Kebenaran, anakku –kata Syekh Yusuf- sebagaimana yang ditunjukkan oleh fitrah manusia yang sehat, adalah sesuatu yang memiliki sifat tetap dan akan terus bertahan, itulah yang disebut kebenaran. Sedangkan yang bersifat musnah dan fana, itulah kebatilan. Kalau kita amati segala wujud dan perwujudan yang ada ini, niscaya kita tidak pernah menemukan sesuatu yang bersifat tetap dan abadi berdasar dzatiah dirinya selain Allah SWT. Segala sesuatu yang selain Dia dan berbeda denganNya, dan segala dzatiah tidak memiliki wujud dan tidak pula bersifat abadi.

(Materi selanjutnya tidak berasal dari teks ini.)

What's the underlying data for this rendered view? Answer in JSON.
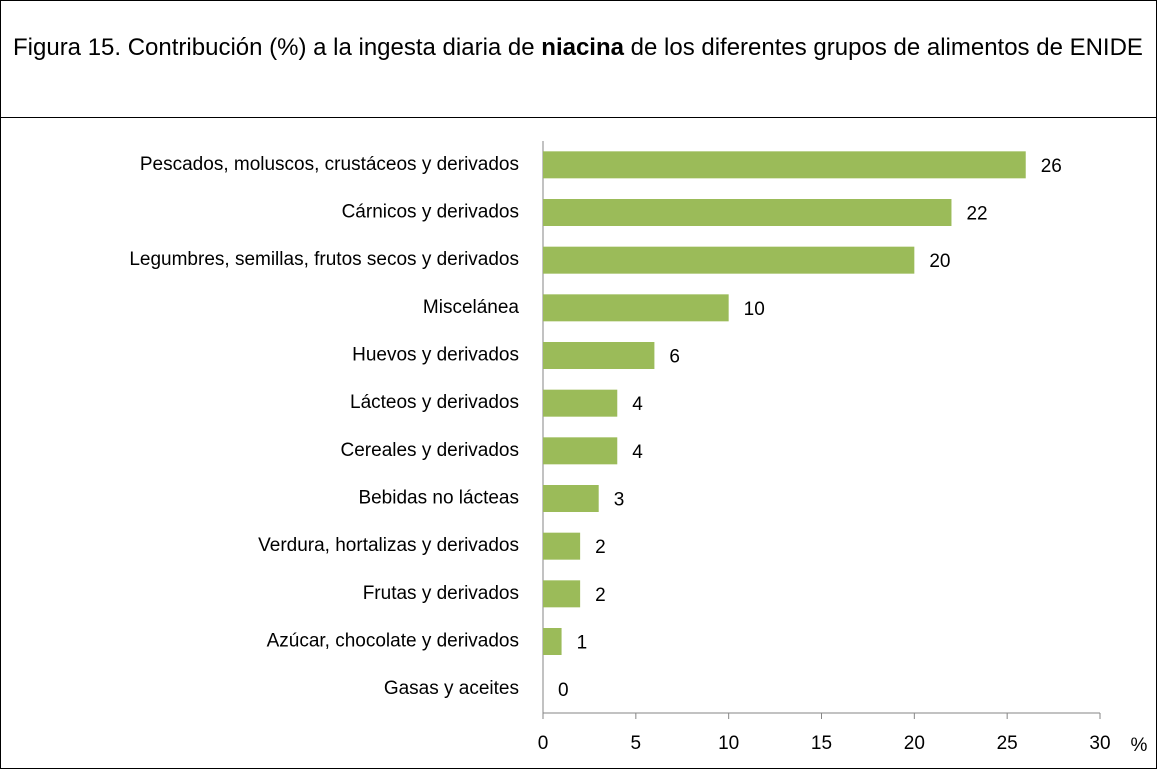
{
  "chart_data": {
    "type": "barh",
    "title": [
      "Figura 15. Contribución (%) a la ingesta diaria de ",
      "niacina",
      " de los diferentes grupos de alimentos de ENIDE"
    ],
    "categories": [
      "Pescados, moluscos, crustáceos y derivados",
      "Cárnicos y derivados",
      "Legumbres, semillas, frutos secos y derivados",
      "Miscelánea",
      "Huevos y derivados",
      "Lácteos y derivados",
      "Cereales y derivados",
      "Bebidas no lácteas",
      "Verdura, hortalizas y derivados",
      "Frutas y derivados",
      "Azúcar, chocolate y derivados",
      "Gasas y aceites"
    ],
    "values": [
      26,
      22,
      20,
      10,
      6,
      4,
      4,
      3,
      2,
      2,
      1,
      0
    ],
    "color": "#9bbb59",
    "xlim": [
      0,
      30
    ],
    "xticks": [
      0,
      5,
      10,
      15,
      20,
      25,
      30
    ],
    "x_label": "%"
  }
}
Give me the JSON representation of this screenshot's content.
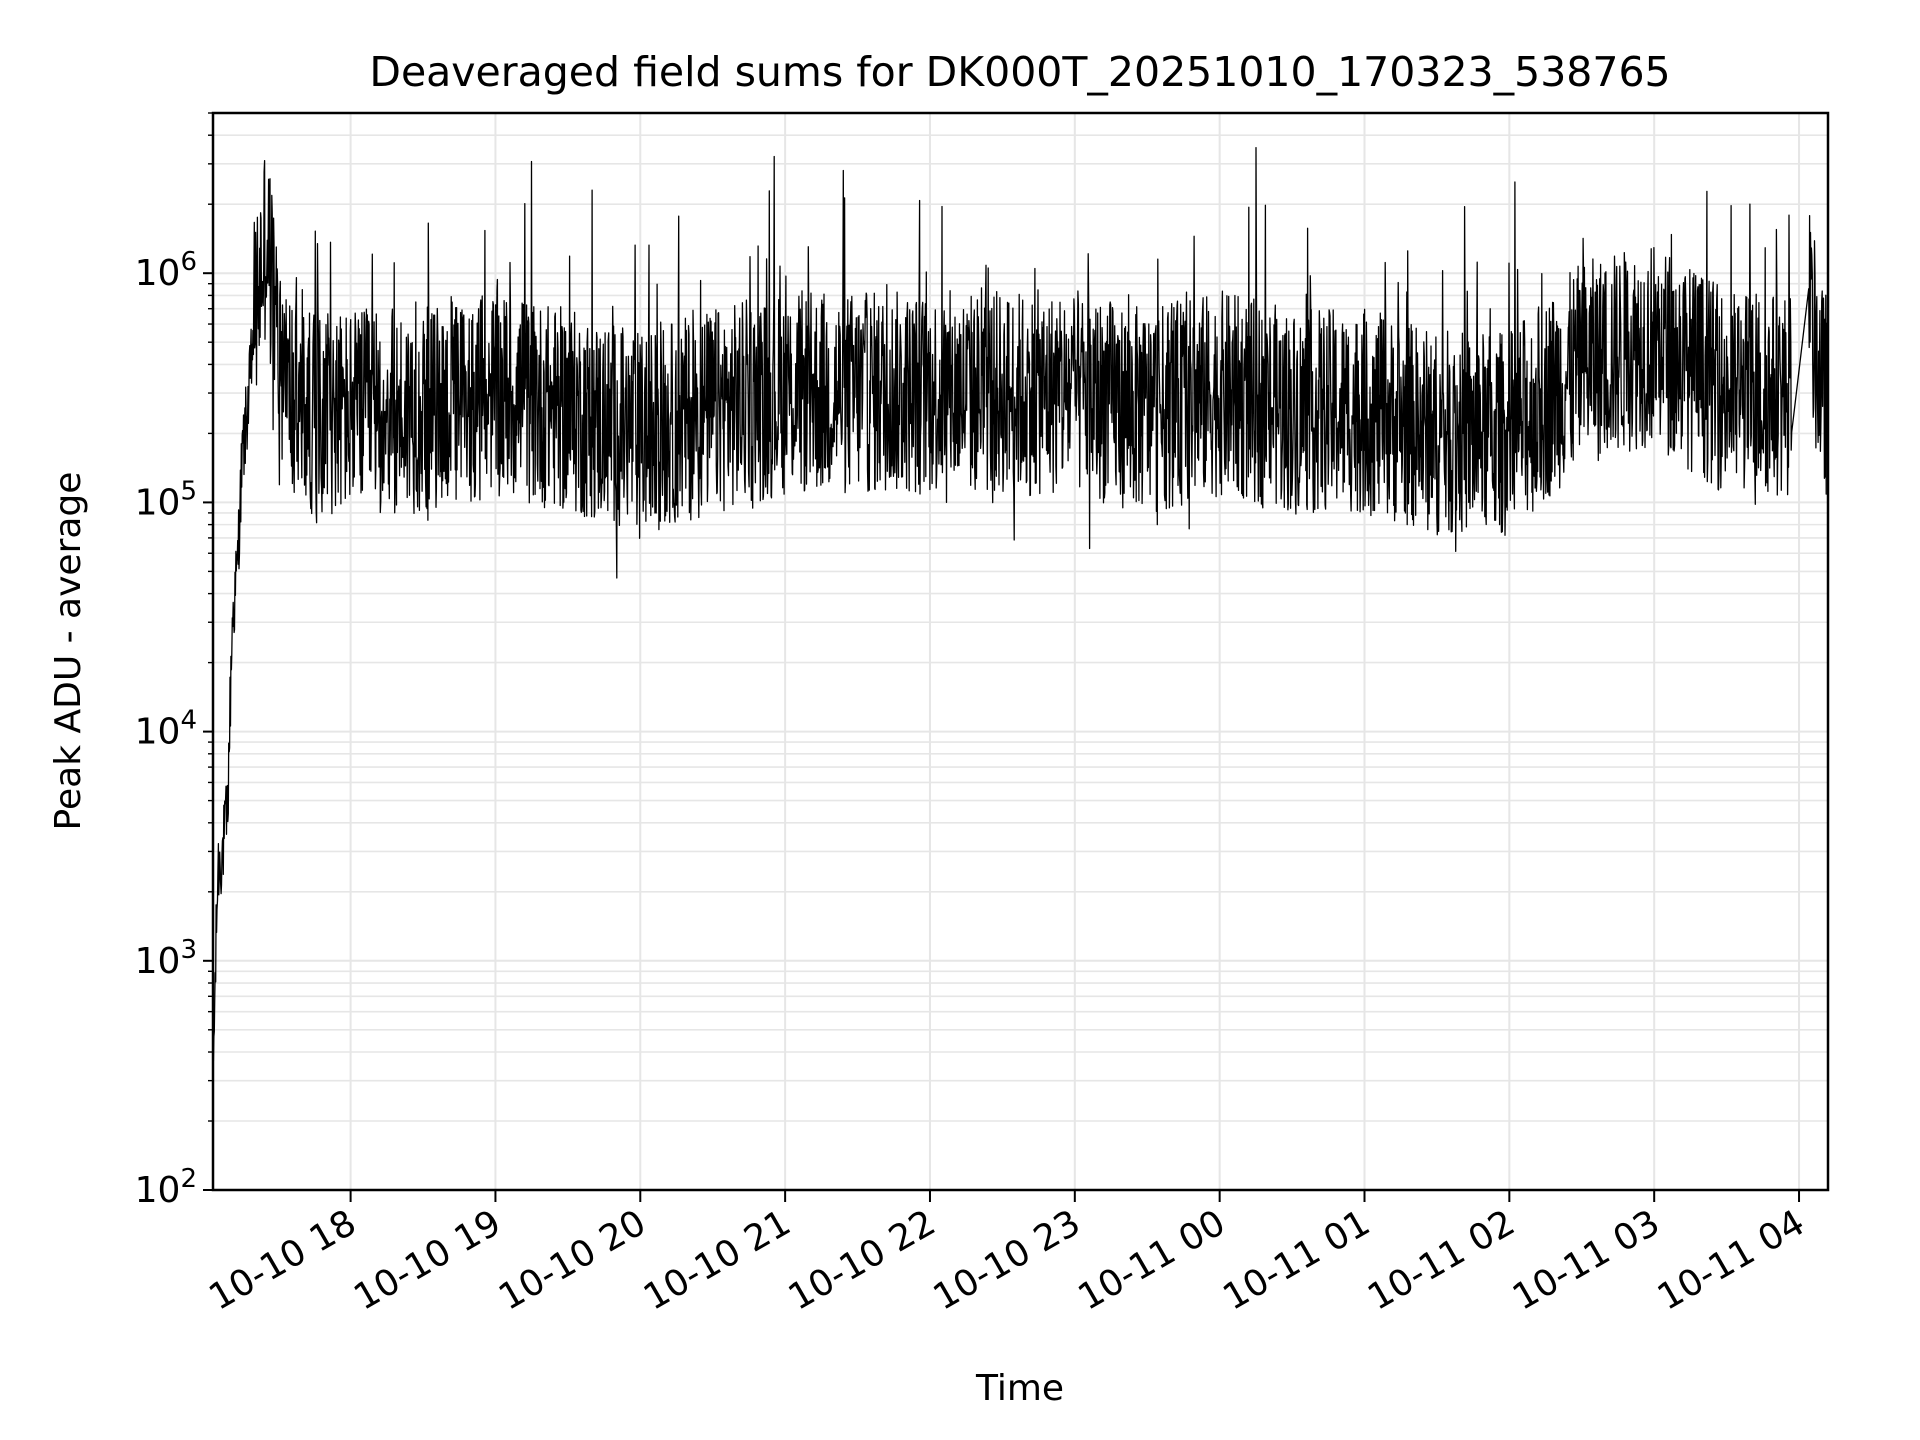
{
  "chart_data": {
    "type": "line",
    "title": "Deaveraged field sums for DK000T_20251010_170323_538765",
    "xlabel": "Time",
    "ylabel": "Peak ADU - average",
    "x_scale": "time",
    "y_scale": "log",
    "xlim": [
      "2025-10-10 17:03",
      "2025-10-11 04:12"
    ],
    "ylim": [
      100,
      5000000
    ],
    "x_ticks": [
      "10-10 18",
      "10-10 19",
      "10-10 20",
      "10-10 21",
      "10-10 22",
      "10-10 23",
      "10-11 00",
      "10-11 01",
      "10-11 02",
      "10-11 03",
      "10-11 04"
    ],
    "y_ticks": [
      {
        "base": "10",
        "exp": "2",
        "value": 100
      },
      {
        "base": "10",
        "exp": "3",
        "value": 1000
      },
      {
        "base": "10",
        "exp": "4",
        "value": 10000
      },
      {
        "base": "10",
        "exp": "5",
        "value": 100000
      },
      {
        "base": "10",
        "exp": "6",
        "value": 1000000
      }
    ],
    "grid": true,
    "line_color": "#000000",
    "grid_color": "#e6e6e6",
    "series": [
      {
        "x": [
          "2025-10-10 17:03",
          "2025-10-10 17:05",
          "2025-10-10 17:07",
          "2025-10-10 17:09",
          "2025-10-10 17:11",
          "2025-10-10 17:13",
          "2025-10-10 17:15",
          "2025-10-10 17:18",
          "2025-10-10 17:20",
          "2025-10-10 17:25",
          "2025-10-10 17:30",
          "2025-10-10 17:35",
          "2025-10-10 17:40",
          "2025-10-10 17:45",
          "2025-10-10 18:00",
          "2025-10-10 18:30",
          "2025-10-10 19:00",
          "2025-10-10 19:30",
          "2025-10-10 20:00",
          "2025-10-10 20:30",
          "2025-10-10 21:00",
          "2025-10-10 21:30",
          "2025-10-10 22:00",
          "2025-10-10 22:30",
          "2025-10-10 23:00",
          "2025-10-10 23:30",
          "2025-10-11 00:00",
          "2025-10-11 00:30",
          "2025-10-11 01:00",
          "2025-10-11 01:30",
          "2025-10-11 02:00",
          "2025-10-11 02:30",
          "2025-10-11 03:00",
          "2025-10-11 03:30",
          "2025-10-11 04:00",
          "2025-10-11 04:05",
          "2025-10-11 04:10"
        ],
        "y": [
          300,
          2500,
          3000,
          4500,
          30000,
          50000,
          150000,
          300000,
          600000,
          1500000,
          500000,
          300000,
          250000,
          250000,
          250000,
          250000,
          300000,
          250000,
          200000,
          250000,
          300000,
          300000,
          300000,
          300000,
          300000,
          250000,
          300000,
          250000,
          250000,
          200000,
          200000,
          400000,
          500000,
          300000,
          300000,
          600000,
          300000
        ],
        "noise_range": [
          50000,
          2500000
        ]
      }
    ]
  }
}
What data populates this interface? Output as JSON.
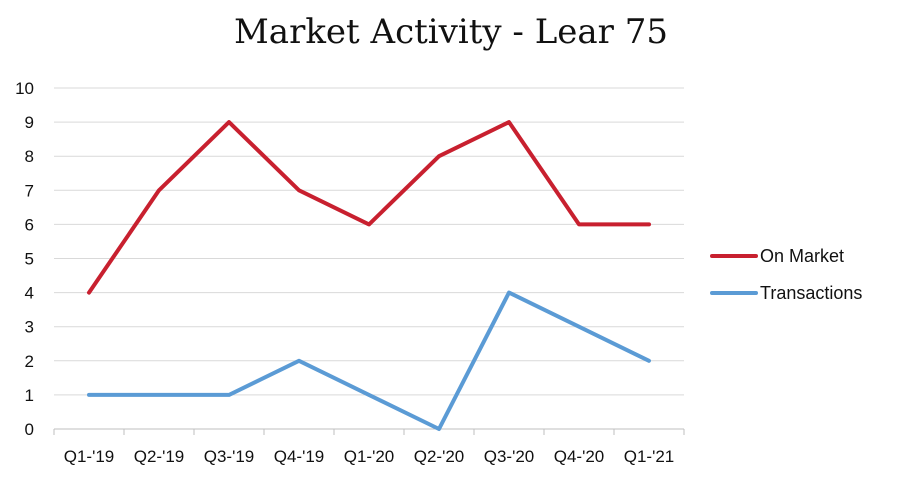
{
  "chart_data": {
    "type": "line",
    "title": "Market Activity - Lear 75",
    "categories": [
      "Q1-'19",
      "Q2-'19",
      "Q3-'19",
      "Q4-'19",
      "Q1-'20",
      "Q2-'20",
      "Q3-'20",
      "Q4-'20",
      "Q1-'21"
    ],
    "series": [
      {
        "name": "On Market",
        "values": [
          4,
          7,
          9,
          7,
          6,
          8,
          9,
          6,
          6
        ],
        "color": "#c8202f"
      },
      {
        "name": "Transactions",
        "values": [
          1,
          1,
          1,
          2,
          1,
          0,
          4,
          3,
          2
        ],
        "color": "#5b9bd5"
      }
    ],
    "ylim": [
      0,
      10
    ],
    "yticks": [
      0,
      1,
      2,
      3,
      4,
      5,
      6,
      7,
      8,
      9,
      10
    ],
    "grid": true,
    "legend": "right",
    "xlabel": "",
    "ylabel": ""
  }
}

Kebenaran yang asli yang telah dibuktikan oelh fitrah dan akal manusia yang sehat dan yang telah disaksikan pula oleh setiap lembar –dan bahkan setiap huruf dari lembaran kitab perwujudan ini adalah bahwa : Hanya Allah itulah kebenaran, sedang yang lainnya adalah kebatilan. Pengertian inilah yang dinyatakan oleh Kitabullah, tidak hanya satu ayat dan satu surah saja.
“Maka (Dzat yang demikian) itulah Allah. Tuhanmu yang haq. Maka tidak ada sesudah yang haq itu kecuali dhalal (kesesatan). Maka bagaimana kamu dipalingkan (dari yang haq itu)?” (QS Yunus 32
“Yang demikian itu, karena sesungguhnya Allah, Dia lah yang menghidupkan segala yang mati, dan bahwasanya Allah Maha Kuasa atas segala sesuatu.” (QS al Hajj 6)
“Yang demikian itu, karena sesungguhnya Allah, Dia lah Yang Haq, dan sesungguhnya apa saja yang mereka seru selain Allah, itulah yang batil. Dan sesungguhnya Allah, Dial ah Yang Maha Tinggi lagi Maha Besar.” (QS al Hajj 62)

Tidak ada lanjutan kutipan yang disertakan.